IFG’s and Sixth’s traders had diligently pursued the Fed directive to buy U.S. dollars. In one evening, the banks had collectively wiped out hundreds of billions of dollars of capital, and as publicly listed organizations, they had no option but to disclose what they had done to the market the following day.

This was bound to have an effect on IFG and Sixth’s shares, half of which were owned by the U.S. government, bought at price levels set during Sixth’s government-engineered merger three years before. Treasury had actively traded down some of its shares at minimal losses, but they knew there would be no such further opportunity.

Secondly, when word came out, the banks’ position was going to get appreciably worse unless they locked out their losses overnight in the Asian markets, which now seemed the only prudent thing to do.

Thirdly, the issue had hit without warning, and several commentators had already warned that FDIC funds were woefully insufficient for dealing with multiple bank failures. The FDIC could, in theory, borrow from Treasury, which would then have to issue even more bonds. Ultimately, the Fed itself had to go out and reassure depositors that their savings were safe as nervous depositors started to withdraw funds based on rumors.

Fourthly, there was no knowing how all these measures were going to be dealt with in the market for Treasury bonds, none of which had been sold to any real investor outside the Federal Reserve and its member banks for several years.

The time had come for Bob Zimmerman to call the president with his recommendations. He excused himself.

Unbeknownst to Zimmerman, Treasury had long been concerned about the bond sale scenario, even without the Chinese crisis. The Treasury secretary had been waiting for weeks to get the president to sign off on an announcement to the public about belt-tightening measures that increased the official retirement age at which pensions could be granted and reduced eligibility for Medicare and Medicaid.

At seven p.m. that night, the Treasury-prepared, President Young–approved announcement went public. It merely stated, among other things, that the government was looking to raise the normal pension age from sixty-seven, scheduled to go into effect in the year 2027, to sixty-nine and the early retirement age from sixty-two to sixty-four.

That night, in an eerie replay of the French and Greek riots for precisely the same reason in 2011 and then again in 2014, riots broke out all over the United States, from Birmingham, Alabama, to Burlington in Vermont and all the way west to Portland, Oregon. Cars were overturned, fires were lit, and riot police fought off rioters that ranged from ex-convicts to high school students, from middle-aged blue-collar workers to feminists.

By the time Saturday morning dawned, the news was littered with economic pundits predicting major gloom, rumors of bank failures, bailouts, and rescues. Pretty soon, the rioters had found a new energy reminiscent of the early French revolution. A march of red flag holders denouncing capitalism and blaming class wars became a reality on Sunday.

Olivia continued her research privately. She knew that China still had trillions of American debt to sell and trillions of American assets to buy.

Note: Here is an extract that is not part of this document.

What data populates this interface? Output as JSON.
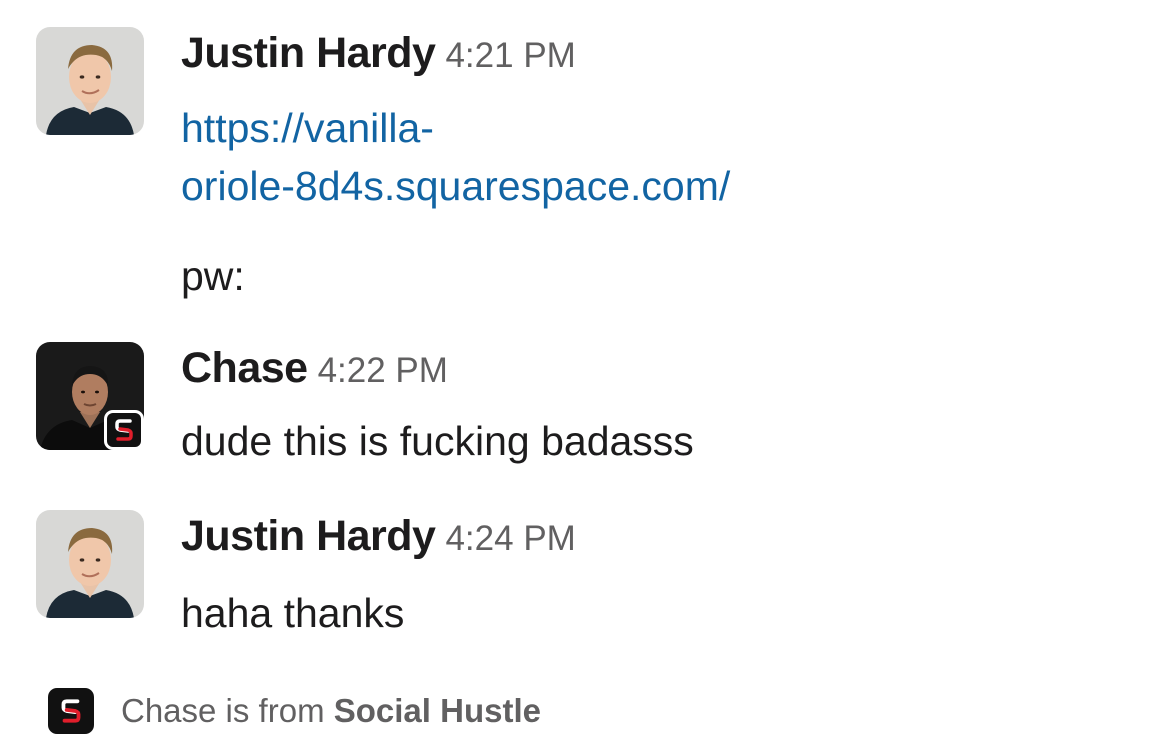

Sitting in the comfy lounge room of Larry Fox’s Long Island residence, Larry Fox, Colin Spain, Katrina Marshella, and Olivia Allen tried to make sense of it all.

Olivia badly wanted to spend more time with her family before hitting the road again. But the twenty-four states of Super Tuesday had a good spread of the red and the blue, the Midwest and the west, the south and the northeast, as did the Super Wednesday twenty-four. That meant considerable traveling and very little time at home for Olivia.

“At least IFG, if not both IFG and Sixth National, will be needing loans,” Larry said. Larry had been connecting with Bob Zimmerman’s department, albeit no one, not even Colin Spain, knew his source. But Larry’s sources were always reliable—Colin knew they could be trusted.

“Bailouts?” Colin said.

“No…not bailouts…loans.” Larry let it rest. Everyone in the room knew exactly what had been said—it was essential to play them as loans that would be repaid, unless one was going to let the big banks fail.

“What about letting them fail?” Katrina finally asked.